Cultivation of Changing Karma

Good morning!

 

We now have a nice bright Sunday morning with crisp autumn air, a clear sky, the beautiful sound of flowing water and singing insects, the brilliant colors of flowers and leaves, especially pure and peaceful after still, solid sittings.

 

Yesterday I read a book titled No Need for Nuclear Power Plants by Hiroaki Koide. I thought he was an associate professor but, according to this book published about a month ago, he is actually an assistant at the Kyoto University Research Reactor Institute.

 

When he started his study, he believed in “atoms for peace.” But soon he found it not the right way, since he found that a nuclear power plant was going to be built in a remote area, far away from the crowded city where electricity is actually used.

 

Since then, for almost half a century, he studied nuclear power, serving people in equality to go against it. Now he has become famous, and people offer him money or sake. He and his colleague have promised not to live for fortune and fame. He lives in peace without those things.

 

Most of us live for fame and fortune.

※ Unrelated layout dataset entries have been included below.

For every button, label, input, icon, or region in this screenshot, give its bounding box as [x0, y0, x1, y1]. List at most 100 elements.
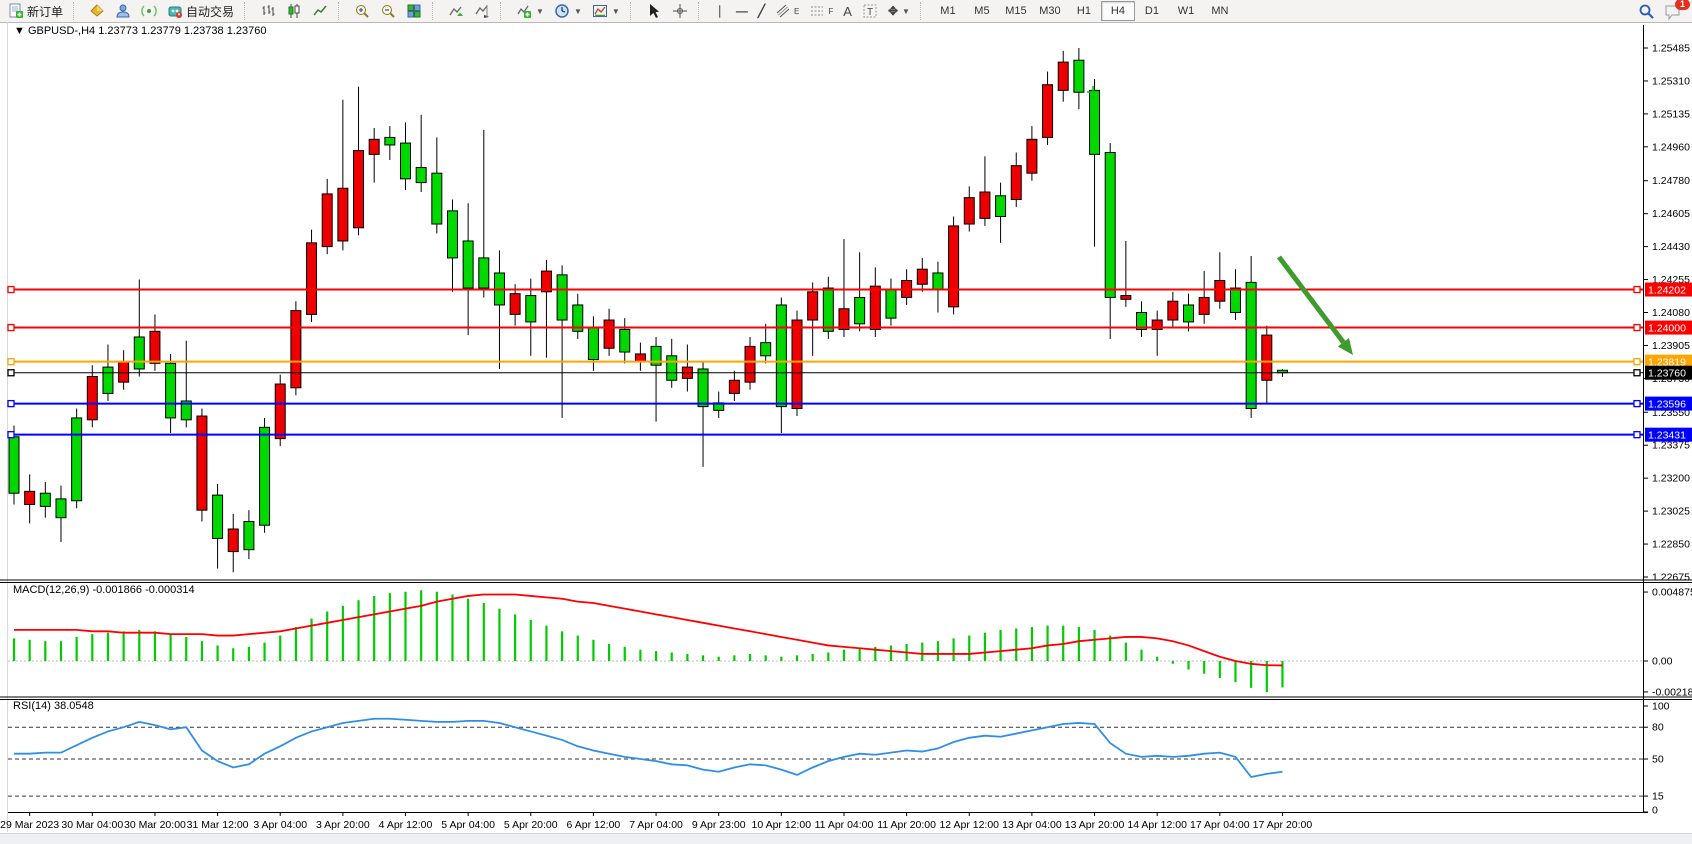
cursor-button[interactable] — [641, 0, 667, 22]
hline-handle[interactable] — [1633, 357, 1641, 366]
channel-tool-button[interactable]: E — [770, 0, 804, 22]
time-tick-label: 17 Apr 04:00 — [1190, 819, 1250, 831]
hline-handle[interactable] — [7, 399, 15, 408]
arrows-tool-button[interactable]: ✥ ▼ — [883, 0, 915, 22]
time-tick-label: 11 Apr 20:00 — [877, 819, 936, 831]
timeframe-h1[interactable]: H1 — [1076, 5, 1091, 17]
timeframe-d1[interactable]: D1 — [1144, 5, 1159, 17]
autotrading-button[interactable]: 自动交易 — [162, 0, 239, 22]
zoom-out-button[interactable] — [375, 0, 401, 22]
crosshair-button[interactable] — [667, 0, 693, 22]
indicators-button[interactable]: ▼ — [511, 0, 549, 22]
fibonacci-label: F — [828, 6, 834, 16]
timeframe-mn[interactable]: MN — [1211, 5, 1229, 17]
annotation-arrowhead[interactable] — [1337, 338, 1353, 355]
candle-body — [118, 360, 130, 383]
candle-body — [1151, 319, 1163, 330]
price-tick-label: 1.25310 — [1652, 75, 1690, 87]
hline-handle[interactable] — [7, 323, 15, 332]
new-order-icon — [8, 3, 24, 19]
candle-body — [1073, 59, 1085, 93]
hline-handle[interactable] — [1633, 431, 1641, 439]
price-tag-1.23760 — [1645, 365, 1692, 380]
timeframe-w1[interactable]: W1 — [1177, 5, 1195, 17]
price-tick-label: 1.25485 — [1652, 43, 1690, 55]
candle-body — [697, 368, 709, 408]
vline-tool-button[interactable]: ｜ — [709, 0, 731, 22]
timeframe-m1[interactable]: M1 — [940, 5, 956, 17]
notification-badge: 1 — [1675, 0, 1690, 10]
chart-shift-button[interactable] — [469, 0, 495, 22]
new-order-button[interactable]: 新订单 — [3, 0, 68, 22]
periods-button[interactable]: ▼ — [549, 0, 587, 22]
search-icon[interactable] — [1638, 3, 1654, 19]
price-tag-1.23596 — [1645, 396, 1692, 411]
annotation-arrow[interactable] — [1277, 255, 1346, 344]
candle-body — [133, 336, 145, 370]
line-chart-button[interactable] — [307, 0, 333, 22]
candle-body — [634, 353, 646, 362]
time-tick-label: 5 Apr 20:00 — [504, 819, 558, 831]
rsi-label: RSI(14) 38.0548 — [13, 700, 94, 712]
text-tool-button[interactable]: A — [838, 0, 857, 22]
autotrading-label: 自动交易 — [186, 4, 235, 19]
market-watch-button[interactable] — [84, 0, 110, 22]
macd-label: MACD(12,26,9) -0.001866 -0.000314 — [13, 584, 195, 596]
tile-windows-button[interactable] — [401, 0, 427, 22]
signals-button[interactable] — [136, 0, 162, 22]
candle-body — [1229, 287, 1241, 314]
time-tick-label: 13 Apr 20:00 — [1065, 819, 1125, 831]
price-tag-label: 1.24000 — [1648, 323, 1686, 335]
candle-body — [1261, 334, 1273, 381]
hline-handle[interactable] — [1633, 399, 1641, 408]
macd-tick-label: 0.00 — [1652, 656, 1673, 668]
price-tick-label: 1.24780 — [1652, 175, 1690, 187]
candle-body — [1010, 165, 1022, 201]
candle-body — [227, 528, 239, 553]
zoom-in-button[interactable] — [349, 0, 375, 22]
periods-clock-icon — [554, 3, 570, 19]
notifications-icon[interactable]: 1 — [1664, 0, 1690, 21]
hline-tool-button[interactable]: — — [731, 0, 753, 22]
candle-body — [556, 274, 568, 321]
candle-body — [1042, 84, 1054, 138]
timeframe-m30[interactable]: M30 — [1039, 5, 1061, 17]
templates-button[interactable]: ▼ — [587, 0, 625, 22]
toolbar-separator — [244, 2, 250, 20]
timeframe-m5[interactable]: M5 — [974, 5, 990, 17]
timeframe-m15[interactable]: M15 — [1005, 5, 1027, 17]
hline-handle[interactable] — [1633, 369, 1641, 377]
trendline-icon: ╱ — [757, 4, 766, 18]
candle-body — [102, 366, 114, 394]
toolbar-separator — [432, 2, 438, 20]
new-order-label: 新订单 — [27, 4, 64, 19]
hline-handle[interactable] — [1633, 285, 1641, 294]
autoscroll-button[interactable] — [443, 0, 469, 22]
time-tick-label: 4 Apr 12:00 — [379, 819, 433, 831]
candle-body — [932, 272, 944, 291]
hline-handle[interactable] — [7, 285, 15, 294]
timeframe-h4[interactable]: H4 — [1100, 1, 1135, 21]
fibonacci-tool-button[interactable]: F — [804, 0, 838, 22]
label-tool-button[interactable]: T — [857, 0, 883, 22]
hline-handle[interactable] — [7, 431, 15, 439]
dropdown-arrow-icon: ▼ — [611, 6, 620, 16]
hline-handle[interactable] — [7, 369, 15, 377]
toolbar-separator — [500, 2, 506, 20]
gbpusd-h4-chart[interactable]: 1.25485 1.25310 1.25135 1.24960 1.24780 1.246… — [0, 22, 1692, 834]
chart-area[interactable]: 1.25485 1.25310 1.25135 1.24960 1.24780 1.246… — [0, 22, 1692, 834]
trendline-tool-button[interactable]: ╱ — [753, 0, 770, 22]
hline-handle[interactable] — [7, 357, 15, 366]
time-tick-label: 7 Apr 04:00 — [629, 819, 683, 831]
hline-handle[interactable] — [1633, 323, 1641, 332]
candle-body — [838, 308, 850, 330]
bar-chart-button[interactable] — [255, 0, 281, 22]
time-tick-label: 14 Apr 12:00 — [1127, 819, 1187, 831]
status-bar — [0, 833, 1692, 844]
zoom-in-icon — [354, 3, 370, 19]
candle-chart-button[interactable] — [281, 0, 307, 22]
candle-body — [1214, 279, 1226, 302]
chart-shift-icon — [474, 3, 490, 19]
profile-button[interactable] — [110, 0, 136, 22]
candle-body — [24, 490, 36, 506]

Now we see addicted dictators, with their luxuries and secret services and tunnels, that have been ousted. They want to stick to the top of pyramids. This is of course discriminating against other people, species, and generations – in short, against total truth.

 

So, if we see far enough, we can’t do it. That’s why the Buddha renounced his kingdom and his royal family. Holy people like Dogen, Ryokan, and Jesus warned against our clinging to fame and fortune, which create discrimination, exploitation, and extermination.

 

Mr. Koide advocates saving energy (to half the amount currently used, going back to the standards of a generation earlier for Japanese people). In earlier ages we had only small pyramids with smaller damage, but now the global pyramid causes global warming, mass extinction, etc.

 

Anyone who sees far and wide enough knows that this is catastrophic. This comes essentially from our short-sightedness and self-centeredness, i.e., delusion, and from bondage to the small self, which creates bondage, discrimination, exploitation, and extermination.

 

We must stop making and holding hundreds of slaves, enslaving ourselves. When we sit and still our karmas, we can reach unconditioned peace and penetrating prognosis. We can see and enjoy the ultimate truth, peace, goodness, and harmony of a wholly wholesome life.

 

In this way we can become awakened, truly freed, and find equality or sameness in the interconnectedness and impermanence of all phenomena. We are not living separately and independently, but only interdependently, in this whole universe in space and time.

 

Jesus said, “It is easier for a camel to go through the eye of a needle than for a rich man to enter into the kingdom of God.” The Buddha lived a beggar-like life, but confident in living on joy and tasting amrita (ambrosia/immortality).

 

We can’t live truthfully and peacefully with discrimination, exploitation, and destruction. Only when we see sameness, have the same compassion, share the same joy, can we live on true joy. We have been shedding an ocean of blood and tears – as the Buddha said.

 

The Buddha said that religion is cultivation. We must strive in sitting, stilling karmas, and changing our lifestyles, especially those at the higher levels of the pyramid. If dictators, presidents, prime ministers, intellectuals, and the rich change, there will be no bloodshed.

 

Then we can live on true joy, peace, goodness, truth, and amrita. Linchi said, “If you become master anywhere, everywhere becomes true.” If we sit in truth, everyone becomes master, and lives freely, peacefully, and in holiness with great, mature, and joyful minds.

 

Only when we change from our cores/coeurs – whole hearts and bodies – can we have a wholly wholesome life and world. Only by our cultivation can we change ourselves, through sitting, stopping our karmas, and doing samu or actual work.

 

The kind of mentality we work with determines our life and our world. Everybody practices and appreciate true peace and joy by settling in the universal, holy (wholly wholesome) truth and peace. Otherwise we can’t live on genuine holy truth, peace, harmony, and joy.